Convolutional Neural Networks

Alt text that describes the graphic

Convolutional Neural Networks, or CNNs, were designed to map image data to an output variable.

They have proven so effective that they are the go-to method for any type of prediction problem involving image data as an input. Convolutional Neural Networks expect and preserve the spatial relationship between pixels by learning internal feature representations using small squares of input data. Feature are learned and used across the whole image, allowing for the objects in the images to be shifted or translated in the scene and still detectable by the network.

Types of problems CNNs solve:

  • Image data
  • Classification prediction problems
  • Regression prediction problems
  • More generally, CNNs work well with data that has a spatial relationship. A spatial relation specifies how some object is located in space in relation to some reference object.

The CNN input is traditionally 2D, a field or matrix, but can also be changed to be 1D, allowing it to develop an internal representation of a one-dimensional sequence.

This allows the CNN to be used more generally on other types of data that has a spatial relationship. For example, there is an order relationship between words in a document of text. There is an ordered relationship in the time steps of a time series.

Although not specifically developed for non-image data, CNNs achieve state-of-the-art results on problems such as document classification used in sentiment analysis and related problems.

Try CNNs On:

  • Images
  • Text data
  • Time series data
  • Sequence input data

Recurrent Neural Networks

Alt text that describes the graphic

Recurrent Neural Networks, or RNNs, were designed to work with sequence prediction problems. Sequence prediction is a problem that involves using historical sequence information to predict the next value or values in the sequence. The sequence may be symbols like letters in a sentence or real values like those in a time series of prices.

Some examples of sequence prediction problems include:

  • Sequence to sequence: predict stock prices based on series of historical data
  • Sequence to vector: words in a sentence to sentiment
  • Vector to sequence: create captions from an image
  • Encoder -> Decoder
    • Sequence -> vector -> sequence: machine translation

Recurrent neural networks were traditionally difficult to train. The Long Short-Term Memory, or LSTM, network is perhaps the most successful RNN because it overcomes the problems of training a recurrent network and in turn has been used on a wide range of applications.

RNNs in general and LSTMs in particular have received the most success when working with sequences of words and paragraphs, generally called natural language processing.

This includes both sequences of text and sequences of spoken language represented as a time series. They are also used as generative models that require a sequence output, not only with text, but on applications such as generating handwriting.

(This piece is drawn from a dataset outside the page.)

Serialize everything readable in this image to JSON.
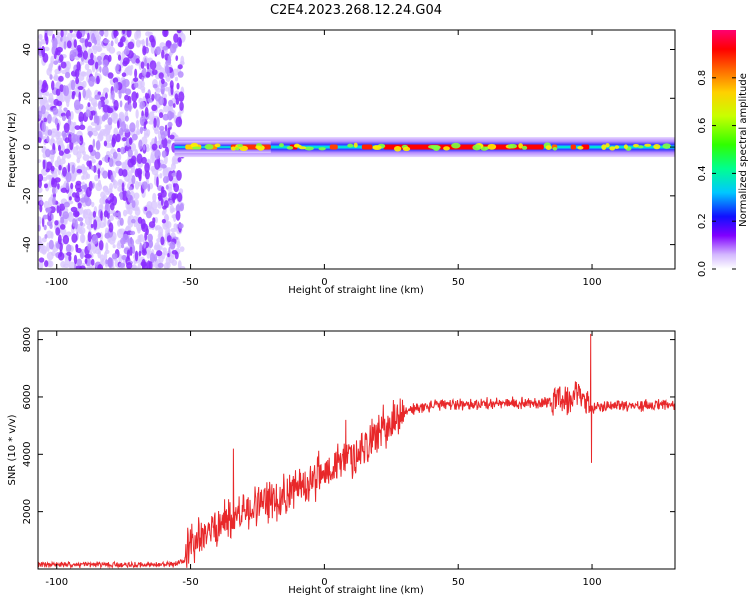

Types of problems RNNs Solve:

  • Text data
  • Speech data
  • Classification prediction problems
  • Regression prediction problems
  • Generative models

Recurrent neural networks are not appropriate for tabular datasets as you would see in a CSV file or spreadsheet. They are also not appropriate for image data input.

Don’t Use RNNs For:

  • Tabular data
  • Image data

RNNs and LSTMs have been tested on time series forecasting problems, but the results have been poor, to say the least. Autoregression methods, even linear methods often perform much better. LSTMs are often outperformed by simple MLPs applied on the same data.